いたる所にある伏線がきれいに回収される終盤の展開は、どの短編も見どころがありました。
馴染みのあるテーマを取り扱っていることもあり、読みやすかったです。加えて、ハラハラする気の抜けない展開で充実感があります。
改めて読んでみて、それぞれのテーマについて教訓のようなものを伝えていると思いました。
ネタバレ要素もあるため詳しくは言えませんが……
言えるのは、「思っている以上に、小学六年生は大人だ」ということです。
あとは、直接会って話すことが大事ということでしょうか。
本作で印象的な話は、最初の「惨者面談」と最後の「#拡散希望」です。
本作では、予想できない真相が待ち受けていますが「惨者面談」が最もインパクトが強かったです。それにより、以降の短編に一気に引き込まれました。
「#拡散希望」は、なんとも言えない気持ちになりました。怖さも感じます。今の世の中でのYouTubeの影響ってすごく大きいんだなと改めて思いました。

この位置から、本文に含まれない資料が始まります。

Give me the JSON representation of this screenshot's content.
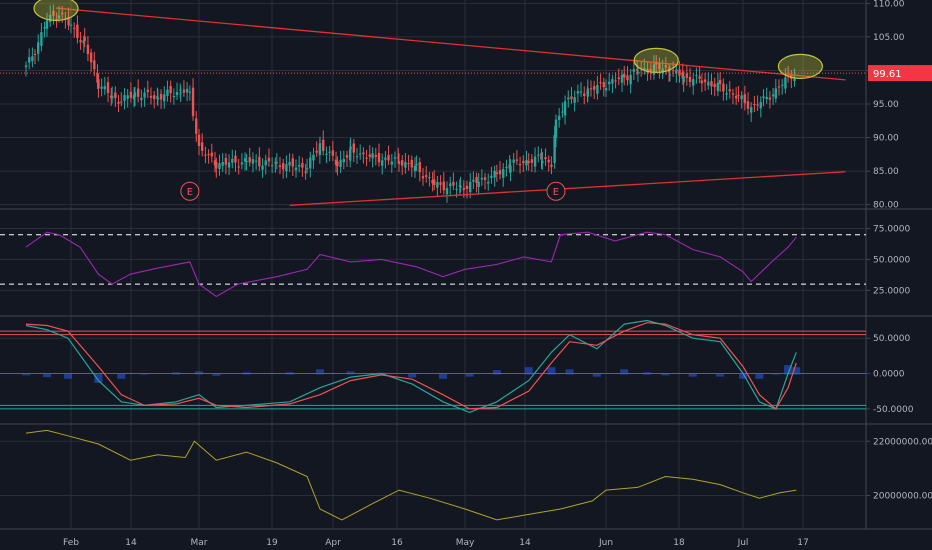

ただ、「パンドラ」はデリケートなテーマでもあり、賛否両論があるかなと思いました。
印象的なフレーズ
俺たちが思っている以上に、小学六年生は大人だぜ。
差し出されたのはiPhone7だった。メタリックに輝く黒のボディ、色鮮やかなアイコンが並ぶ画面。何世代か前の機種ではあるが、スマホも携帯も持っていなかった当時の僕らにとって、それは日常に紛れ込んできた突然の"未来"だった。